The organisation was boosted in 2005 with the opening of a modern new headquarters in Belfast's Bedford Street.
It was named Northern Ireland's best new building in an architectural awards scheme the following year.
The multi-storey HQ is funded through a Private Finance Initiative (PFI) deal, with a contractor providing and maintaining the premises in return for annual payments of over £4m over a 25-year period.
Invest NI's chief executive from its launch to his retirement |earlier this year was Leslie |Morrison, who previously worked at a senior level in the US for |banking giant JP Morgan. Mr Morrison's successor is |Alastair Hamilton, a former BT managing director for Ireland who worked at Stormont for a year as one of First Minister Ian Paisley's special advisers.

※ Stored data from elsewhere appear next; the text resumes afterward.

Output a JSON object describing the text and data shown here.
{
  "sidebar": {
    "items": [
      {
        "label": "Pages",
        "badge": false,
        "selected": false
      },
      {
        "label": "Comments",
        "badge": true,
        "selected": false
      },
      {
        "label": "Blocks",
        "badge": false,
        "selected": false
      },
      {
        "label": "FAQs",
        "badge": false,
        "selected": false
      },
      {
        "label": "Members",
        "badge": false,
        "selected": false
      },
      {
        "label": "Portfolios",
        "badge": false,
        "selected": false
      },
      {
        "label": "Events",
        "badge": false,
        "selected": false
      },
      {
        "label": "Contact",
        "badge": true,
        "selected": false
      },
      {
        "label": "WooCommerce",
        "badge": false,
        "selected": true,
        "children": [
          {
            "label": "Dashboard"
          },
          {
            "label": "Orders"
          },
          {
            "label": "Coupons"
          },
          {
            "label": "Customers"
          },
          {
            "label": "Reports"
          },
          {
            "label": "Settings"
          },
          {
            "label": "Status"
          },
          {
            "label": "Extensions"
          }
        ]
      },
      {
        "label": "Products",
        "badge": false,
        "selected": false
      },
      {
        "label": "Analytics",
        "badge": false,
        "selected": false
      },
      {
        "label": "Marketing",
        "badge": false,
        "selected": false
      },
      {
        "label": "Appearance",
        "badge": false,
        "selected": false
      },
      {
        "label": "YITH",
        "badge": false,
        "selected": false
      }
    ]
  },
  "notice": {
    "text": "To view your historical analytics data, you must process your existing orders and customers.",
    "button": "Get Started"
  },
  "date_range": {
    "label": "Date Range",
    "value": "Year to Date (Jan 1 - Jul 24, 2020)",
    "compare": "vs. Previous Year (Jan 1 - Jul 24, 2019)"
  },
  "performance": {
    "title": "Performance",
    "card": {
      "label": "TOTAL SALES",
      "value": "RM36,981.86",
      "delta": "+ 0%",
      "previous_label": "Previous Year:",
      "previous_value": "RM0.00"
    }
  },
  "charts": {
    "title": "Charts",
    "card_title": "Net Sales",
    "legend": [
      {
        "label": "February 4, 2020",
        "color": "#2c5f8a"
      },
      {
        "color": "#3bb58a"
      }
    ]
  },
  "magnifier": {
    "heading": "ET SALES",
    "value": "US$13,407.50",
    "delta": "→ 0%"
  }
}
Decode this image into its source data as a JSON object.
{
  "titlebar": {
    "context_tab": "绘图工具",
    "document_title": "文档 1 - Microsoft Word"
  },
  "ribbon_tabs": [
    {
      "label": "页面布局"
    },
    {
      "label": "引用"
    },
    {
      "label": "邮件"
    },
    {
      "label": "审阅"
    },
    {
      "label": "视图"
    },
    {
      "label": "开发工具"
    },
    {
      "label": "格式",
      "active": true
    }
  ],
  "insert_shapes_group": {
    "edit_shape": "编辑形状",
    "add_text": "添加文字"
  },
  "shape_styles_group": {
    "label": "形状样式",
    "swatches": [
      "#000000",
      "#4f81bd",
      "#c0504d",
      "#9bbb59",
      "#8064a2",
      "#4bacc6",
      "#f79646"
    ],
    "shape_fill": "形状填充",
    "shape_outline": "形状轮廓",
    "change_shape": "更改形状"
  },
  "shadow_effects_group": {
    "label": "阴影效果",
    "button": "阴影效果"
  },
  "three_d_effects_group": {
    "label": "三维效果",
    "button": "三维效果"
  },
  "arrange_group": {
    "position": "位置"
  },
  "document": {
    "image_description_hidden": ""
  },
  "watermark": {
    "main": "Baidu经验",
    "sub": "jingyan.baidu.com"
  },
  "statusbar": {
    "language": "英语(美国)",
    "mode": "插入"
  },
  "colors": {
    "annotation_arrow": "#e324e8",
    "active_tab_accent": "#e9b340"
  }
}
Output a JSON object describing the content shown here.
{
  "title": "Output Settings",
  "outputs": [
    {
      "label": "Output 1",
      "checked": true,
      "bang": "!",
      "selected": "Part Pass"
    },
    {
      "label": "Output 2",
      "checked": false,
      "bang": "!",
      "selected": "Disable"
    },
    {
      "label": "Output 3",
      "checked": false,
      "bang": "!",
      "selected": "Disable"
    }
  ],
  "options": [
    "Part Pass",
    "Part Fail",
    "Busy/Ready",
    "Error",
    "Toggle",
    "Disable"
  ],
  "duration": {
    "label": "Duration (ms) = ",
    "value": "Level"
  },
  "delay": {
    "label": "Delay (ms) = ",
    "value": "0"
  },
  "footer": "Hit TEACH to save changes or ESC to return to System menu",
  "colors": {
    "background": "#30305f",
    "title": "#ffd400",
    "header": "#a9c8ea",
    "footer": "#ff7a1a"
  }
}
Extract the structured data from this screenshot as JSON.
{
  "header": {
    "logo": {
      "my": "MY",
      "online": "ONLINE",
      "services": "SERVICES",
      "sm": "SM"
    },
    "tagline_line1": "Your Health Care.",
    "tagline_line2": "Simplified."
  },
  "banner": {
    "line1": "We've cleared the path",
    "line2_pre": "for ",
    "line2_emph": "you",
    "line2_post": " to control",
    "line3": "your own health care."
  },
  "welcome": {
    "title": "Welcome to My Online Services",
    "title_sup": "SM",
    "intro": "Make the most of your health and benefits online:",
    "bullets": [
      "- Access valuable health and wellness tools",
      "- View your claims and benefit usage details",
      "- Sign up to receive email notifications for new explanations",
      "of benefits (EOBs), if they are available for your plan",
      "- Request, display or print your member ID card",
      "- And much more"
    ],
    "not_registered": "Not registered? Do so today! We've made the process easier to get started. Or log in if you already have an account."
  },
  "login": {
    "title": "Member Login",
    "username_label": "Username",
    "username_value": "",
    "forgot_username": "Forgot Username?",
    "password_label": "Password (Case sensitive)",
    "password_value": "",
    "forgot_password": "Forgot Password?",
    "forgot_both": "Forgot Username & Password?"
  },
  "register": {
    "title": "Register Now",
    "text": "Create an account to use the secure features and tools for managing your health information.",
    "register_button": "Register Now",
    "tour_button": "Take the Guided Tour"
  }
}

Mr Morrison's remuneration in his final year, 2008/09 was disclosed as between £175,000 and £180,000.
This included £26,000 “in lieu of pension provision” and “£6,000 of bonus awards outstanding in respect of the two previous financial years”.
The current remuneration package for the chief executive's role involves “a basic salary of £160,000 and the potential for a bonus of up to 30% of salary”.
Invest NI's work is overseen by a 12-strong Government-appointed board drawn from the business community and education sectors.
Board members received £12,000 a year for performing this role in 2008/09 — £2,000 more than the figure paid in 2002/03.
The remuneration for the board's chairman climbed from £35,000 to £41,000 in the same period.
Its first chair was Fabian Monds, a founder of two firms and a University of Ulster Emeritus Professor of Information Systems.
The current chair Stephen Kingon took over the role in 2006.
Mr Kingon currently holds a number of company boardroom posts, having retired as the |managing partner of PricewaterhouseCoopers in Northern Ireland.